AirBnb

New York City has an Office of Special Enforcement that spends 95% of its time investigating rentals for possible violation of state and local laws — many of which are arranged on websites like AirBnb, Bloomberg reports. And the hotel industry and labor groups are only too eager to help, hiring their own private investigators to rat out AirBnb hosts who flout a ban on short-term sublets.

Why it matters: These self-styled rental vigilantes are just one example of how incumbent industries are leveraging state and local regulators to resist competition from online upstarts and emergent technologies. In other cases, taxi interests have helped ban Uber in places like Nevada, and utilities have worked to stop the spread of rooftop solar panels for residential real estate.

Are these tactics legitimate? The anti-solar campaigns by utilities appear to be naked attempts to buy protection from competition from regulators, but other such efforts seem to have more merit. As the Yale Law & Policy Review puts it, "The short-term rental sector, for example, thrives in the shadow of land-use regulation that . . . restricts supply, drives up costs, and segregates housing from employment and amenities."
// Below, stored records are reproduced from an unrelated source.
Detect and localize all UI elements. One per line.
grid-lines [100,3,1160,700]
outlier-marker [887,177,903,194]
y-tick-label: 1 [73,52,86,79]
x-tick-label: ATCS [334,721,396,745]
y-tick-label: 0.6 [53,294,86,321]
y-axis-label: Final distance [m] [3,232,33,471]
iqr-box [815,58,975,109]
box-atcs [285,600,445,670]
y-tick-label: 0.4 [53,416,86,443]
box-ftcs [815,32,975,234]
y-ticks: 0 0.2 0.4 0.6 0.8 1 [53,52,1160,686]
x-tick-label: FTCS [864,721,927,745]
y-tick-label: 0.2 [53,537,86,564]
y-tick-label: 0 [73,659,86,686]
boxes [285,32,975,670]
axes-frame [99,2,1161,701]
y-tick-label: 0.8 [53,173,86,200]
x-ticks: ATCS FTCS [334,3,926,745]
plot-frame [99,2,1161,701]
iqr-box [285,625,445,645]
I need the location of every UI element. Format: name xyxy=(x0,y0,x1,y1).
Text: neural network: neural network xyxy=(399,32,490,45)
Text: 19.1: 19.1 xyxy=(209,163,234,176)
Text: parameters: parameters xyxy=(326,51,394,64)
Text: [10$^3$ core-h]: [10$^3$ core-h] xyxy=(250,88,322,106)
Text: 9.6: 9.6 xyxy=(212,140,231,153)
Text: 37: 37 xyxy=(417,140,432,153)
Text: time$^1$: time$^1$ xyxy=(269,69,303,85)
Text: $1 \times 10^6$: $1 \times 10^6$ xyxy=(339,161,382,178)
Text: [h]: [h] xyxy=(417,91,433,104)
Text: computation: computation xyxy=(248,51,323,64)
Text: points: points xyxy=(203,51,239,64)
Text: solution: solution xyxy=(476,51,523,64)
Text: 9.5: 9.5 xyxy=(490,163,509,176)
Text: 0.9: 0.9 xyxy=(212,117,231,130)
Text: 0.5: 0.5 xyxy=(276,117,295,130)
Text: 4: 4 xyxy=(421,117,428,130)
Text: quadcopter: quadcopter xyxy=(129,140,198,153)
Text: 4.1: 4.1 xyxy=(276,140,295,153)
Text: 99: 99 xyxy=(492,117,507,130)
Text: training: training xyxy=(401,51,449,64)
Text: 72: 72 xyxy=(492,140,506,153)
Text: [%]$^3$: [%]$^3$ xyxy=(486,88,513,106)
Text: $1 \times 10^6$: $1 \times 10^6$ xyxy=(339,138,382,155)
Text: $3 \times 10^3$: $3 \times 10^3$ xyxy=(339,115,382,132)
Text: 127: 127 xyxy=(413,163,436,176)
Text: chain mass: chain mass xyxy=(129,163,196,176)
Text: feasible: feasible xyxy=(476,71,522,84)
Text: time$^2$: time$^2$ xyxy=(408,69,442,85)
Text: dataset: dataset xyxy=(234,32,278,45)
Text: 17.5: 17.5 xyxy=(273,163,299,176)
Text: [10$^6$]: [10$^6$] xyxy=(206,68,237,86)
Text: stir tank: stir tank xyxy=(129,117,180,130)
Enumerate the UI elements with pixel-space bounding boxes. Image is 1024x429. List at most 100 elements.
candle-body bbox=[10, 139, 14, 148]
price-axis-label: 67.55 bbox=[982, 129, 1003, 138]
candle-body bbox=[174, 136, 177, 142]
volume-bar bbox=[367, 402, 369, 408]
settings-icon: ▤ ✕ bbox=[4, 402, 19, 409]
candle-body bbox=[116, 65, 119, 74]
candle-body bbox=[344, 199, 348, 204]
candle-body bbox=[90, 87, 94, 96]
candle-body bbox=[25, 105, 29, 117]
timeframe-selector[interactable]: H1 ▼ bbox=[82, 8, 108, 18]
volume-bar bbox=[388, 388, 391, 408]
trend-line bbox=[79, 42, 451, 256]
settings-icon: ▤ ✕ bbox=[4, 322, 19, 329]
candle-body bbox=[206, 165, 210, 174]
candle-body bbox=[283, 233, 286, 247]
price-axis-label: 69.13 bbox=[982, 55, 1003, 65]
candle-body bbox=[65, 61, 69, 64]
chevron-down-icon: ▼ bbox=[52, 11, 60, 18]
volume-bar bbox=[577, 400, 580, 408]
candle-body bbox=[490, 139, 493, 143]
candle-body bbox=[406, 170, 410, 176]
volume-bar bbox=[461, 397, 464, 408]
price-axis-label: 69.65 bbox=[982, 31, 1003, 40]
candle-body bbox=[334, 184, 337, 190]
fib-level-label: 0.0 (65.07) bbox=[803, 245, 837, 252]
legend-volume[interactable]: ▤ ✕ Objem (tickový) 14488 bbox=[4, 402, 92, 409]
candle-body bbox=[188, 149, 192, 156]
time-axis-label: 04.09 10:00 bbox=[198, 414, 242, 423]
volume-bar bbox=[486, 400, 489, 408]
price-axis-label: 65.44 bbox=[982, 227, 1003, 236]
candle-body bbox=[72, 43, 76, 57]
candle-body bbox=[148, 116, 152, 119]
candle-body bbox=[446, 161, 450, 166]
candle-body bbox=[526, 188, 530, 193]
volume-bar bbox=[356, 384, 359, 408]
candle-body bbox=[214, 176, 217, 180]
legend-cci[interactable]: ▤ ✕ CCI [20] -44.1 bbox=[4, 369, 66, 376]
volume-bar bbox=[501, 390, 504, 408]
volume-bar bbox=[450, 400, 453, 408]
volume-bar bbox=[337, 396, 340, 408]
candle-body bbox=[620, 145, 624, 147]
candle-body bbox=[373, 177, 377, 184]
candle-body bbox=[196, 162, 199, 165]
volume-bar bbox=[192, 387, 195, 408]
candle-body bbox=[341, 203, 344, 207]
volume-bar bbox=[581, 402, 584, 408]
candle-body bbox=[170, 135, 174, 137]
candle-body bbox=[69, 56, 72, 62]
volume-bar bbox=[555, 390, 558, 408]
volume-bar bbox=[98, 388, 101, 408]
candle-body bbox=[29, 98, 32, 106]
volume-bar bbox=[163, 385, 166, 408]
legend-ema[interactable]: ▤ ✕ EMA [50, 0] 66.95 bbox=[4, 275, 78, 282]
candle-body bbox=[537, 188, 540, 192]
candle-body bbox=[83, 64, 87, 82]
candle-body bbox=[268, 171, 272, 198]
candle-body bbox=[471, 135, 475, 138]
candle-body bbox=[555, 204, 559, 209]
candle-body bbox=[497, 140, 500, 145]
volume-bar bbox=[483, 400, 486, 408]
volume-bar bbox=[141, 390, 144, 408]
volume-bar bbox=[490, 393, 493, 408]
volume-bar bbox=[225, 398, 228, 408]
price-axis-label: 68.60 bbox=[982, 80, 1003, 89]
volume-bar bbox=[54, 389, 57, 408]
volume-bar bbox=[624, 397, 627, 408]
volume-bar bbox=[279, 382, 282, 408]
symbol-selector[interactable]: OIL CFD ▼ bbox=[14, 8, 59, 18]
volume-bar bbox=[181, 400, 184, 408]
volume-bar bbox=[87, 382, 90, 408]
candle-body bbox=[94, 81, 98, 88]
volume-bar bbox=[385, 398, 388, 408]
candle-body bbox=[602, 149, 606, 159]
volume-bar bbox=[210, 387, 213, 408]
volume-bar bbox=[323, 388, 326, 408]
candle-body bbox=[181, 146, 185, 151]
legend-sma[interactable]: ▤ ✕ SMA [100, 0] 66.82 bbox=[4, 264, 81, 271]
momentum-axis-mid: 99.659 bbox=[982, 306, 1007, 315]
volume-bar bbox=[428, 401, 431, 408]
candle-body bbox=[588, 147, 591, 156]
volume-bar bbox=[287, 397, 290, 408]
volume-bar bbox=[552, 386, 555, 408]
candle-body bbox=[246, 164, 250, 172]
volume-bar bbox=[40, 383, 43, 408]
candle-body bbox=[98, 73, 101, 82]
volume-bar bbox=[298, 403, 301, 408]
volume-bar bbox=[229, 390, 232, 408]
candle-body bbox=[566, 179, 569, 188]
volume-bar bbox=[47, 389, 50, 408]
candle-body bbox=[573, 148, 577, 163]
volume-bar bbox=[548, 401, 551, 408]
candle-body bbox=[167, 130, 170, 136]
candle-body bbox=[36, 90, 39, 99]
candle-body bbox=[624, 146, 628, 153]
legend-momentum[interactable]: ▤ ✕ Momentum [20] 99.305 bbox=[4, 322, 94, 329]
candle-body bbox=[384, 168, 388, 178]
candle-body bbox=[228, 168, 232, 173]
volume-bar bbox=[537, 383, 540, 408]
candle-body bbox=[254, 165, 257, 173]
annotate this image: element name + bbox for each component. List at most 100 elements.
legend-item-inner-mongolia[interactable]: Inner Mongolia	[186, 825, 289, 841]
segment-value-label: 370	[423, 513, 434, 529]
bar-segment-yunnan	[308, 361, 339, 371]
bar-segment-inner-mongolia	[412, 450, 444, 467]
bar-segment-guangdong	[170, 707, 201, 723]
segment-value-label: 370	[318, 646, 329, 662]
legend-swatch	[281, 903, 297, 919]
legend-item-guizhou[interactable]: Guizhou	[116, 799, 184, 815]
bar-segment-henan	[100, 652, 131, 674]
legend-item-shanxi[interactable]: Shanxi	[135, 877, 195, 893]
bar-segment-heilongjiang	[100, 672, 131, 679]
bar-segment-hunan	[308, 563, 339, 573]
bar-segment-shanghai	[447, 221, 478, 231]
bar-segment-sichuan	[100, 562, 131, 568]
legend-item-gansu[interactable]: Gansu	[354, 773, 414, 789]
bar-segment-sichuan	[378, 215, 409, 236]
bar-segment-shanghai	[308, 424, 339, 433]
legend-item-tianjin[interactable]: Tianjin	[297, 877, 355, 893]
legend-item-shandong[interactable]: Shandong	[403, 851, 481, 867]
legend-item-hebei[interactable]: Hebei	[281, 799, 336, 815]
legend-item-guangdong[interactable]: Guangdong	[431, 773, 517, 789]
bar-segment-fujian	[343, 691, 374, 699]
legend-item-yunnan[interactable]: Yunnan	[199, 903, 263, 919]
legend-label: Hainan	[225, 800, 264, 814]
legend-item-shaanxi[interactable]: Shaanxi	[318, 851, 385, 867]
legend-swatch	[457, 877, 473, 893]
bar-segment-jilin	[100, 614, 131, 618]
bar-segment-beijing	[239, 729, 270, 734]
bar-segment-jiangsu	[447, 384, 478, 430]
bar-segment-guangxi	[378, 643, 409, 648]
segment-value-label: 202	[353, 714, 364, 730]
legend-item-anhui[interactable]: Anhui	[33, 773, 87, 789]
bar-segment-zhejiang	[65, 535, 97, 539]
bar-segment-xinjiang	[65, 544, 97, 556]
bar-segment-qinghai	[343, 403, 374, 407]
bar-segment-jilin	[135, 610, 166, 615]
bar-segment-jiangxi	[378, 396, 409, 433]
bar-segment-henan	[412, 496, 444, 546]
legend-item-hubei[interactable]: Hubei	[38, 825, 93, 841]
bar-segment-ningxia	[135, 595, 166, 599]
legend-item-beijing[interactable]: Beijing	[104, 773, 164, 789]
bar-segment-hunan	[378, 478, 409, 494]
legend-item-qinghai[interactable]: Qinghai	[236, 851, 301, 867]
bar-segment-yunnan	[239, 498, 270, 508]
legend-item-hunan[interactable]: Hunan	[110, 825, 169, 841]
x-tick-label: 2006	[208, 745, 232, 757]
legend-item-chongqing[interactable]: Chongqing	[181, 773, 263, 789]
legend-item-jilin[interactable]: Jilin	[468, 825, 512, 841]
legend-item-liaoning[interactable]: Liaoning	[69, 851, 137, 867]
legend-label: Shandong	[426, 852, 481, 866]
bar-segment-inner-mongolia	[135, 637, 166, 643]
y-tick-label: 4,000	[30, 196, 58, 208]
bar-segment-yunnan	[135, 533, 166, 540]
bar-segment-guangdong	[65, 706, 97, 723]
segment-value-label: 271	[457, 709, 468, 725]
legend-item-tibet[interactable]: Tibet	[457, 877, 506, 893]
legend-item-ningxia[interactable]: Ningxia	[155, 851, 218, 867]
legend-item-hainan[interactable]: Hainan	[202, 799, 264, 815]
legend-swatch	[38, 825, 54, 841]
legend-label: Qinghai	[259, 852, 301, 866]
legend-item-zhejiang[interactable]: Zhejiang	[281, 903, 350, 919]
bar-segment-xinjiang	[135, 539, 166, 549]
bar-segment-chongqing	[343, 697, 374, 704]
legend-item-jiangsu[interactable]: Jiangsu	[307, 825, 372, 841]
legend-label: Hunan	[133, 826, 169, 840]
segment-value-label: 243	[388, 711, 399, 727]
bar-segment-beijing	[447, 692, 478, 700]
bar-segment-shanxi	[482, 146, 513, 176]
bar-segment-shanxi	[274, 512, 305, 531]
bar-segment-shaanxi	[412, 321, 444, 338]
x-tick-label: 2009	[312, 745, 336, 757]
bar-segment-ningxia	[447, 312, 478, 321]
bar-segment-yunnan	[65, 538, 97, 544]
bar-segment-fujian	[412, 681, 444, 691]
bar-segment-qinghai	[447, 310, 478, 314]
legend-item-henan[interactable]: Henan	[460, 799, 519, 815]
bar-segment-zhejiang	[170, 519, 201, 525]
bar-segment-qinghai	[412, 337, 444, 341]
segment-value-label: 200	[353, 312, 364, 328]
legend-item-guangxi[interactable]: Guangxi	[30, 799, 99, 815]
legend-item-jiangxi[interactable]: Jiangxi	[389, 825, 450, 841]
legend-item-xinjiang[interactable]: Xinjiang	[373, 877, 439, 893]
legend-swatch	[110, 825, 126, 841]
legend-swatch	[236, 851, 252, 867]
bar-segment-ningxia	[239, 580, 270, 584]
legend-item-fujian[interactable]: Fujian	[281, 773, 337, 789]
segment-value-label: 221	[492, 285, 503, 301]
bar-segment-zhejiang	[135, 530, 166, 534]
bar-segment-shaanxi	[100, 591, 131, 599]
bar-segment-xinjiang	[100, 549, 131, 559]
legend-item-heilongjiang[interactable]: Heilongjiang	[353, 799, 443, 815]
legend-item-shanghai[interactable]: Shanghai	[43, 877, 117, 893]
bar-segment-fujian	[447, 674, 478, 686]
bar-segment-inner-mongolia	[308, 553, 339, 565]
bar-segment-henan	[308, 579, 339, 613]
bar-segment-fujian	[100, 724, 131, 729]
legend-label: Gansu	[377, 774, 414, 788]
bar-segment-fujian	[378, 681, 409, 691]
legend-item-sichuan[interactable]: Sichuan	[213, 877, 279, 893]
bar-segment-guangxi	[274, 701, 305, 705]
  • In other words, a company like Airbnb profits by offering suppliers and customers a way to avoid onerous regulation. In some cases, they force a public discussion about the legitimacy of commercial regulations.

All politics is local: There will be no uniform solution. Along with other hot-button issues like police reform and educational access, this debate will unfold differently in different corners of the U.S. and the world.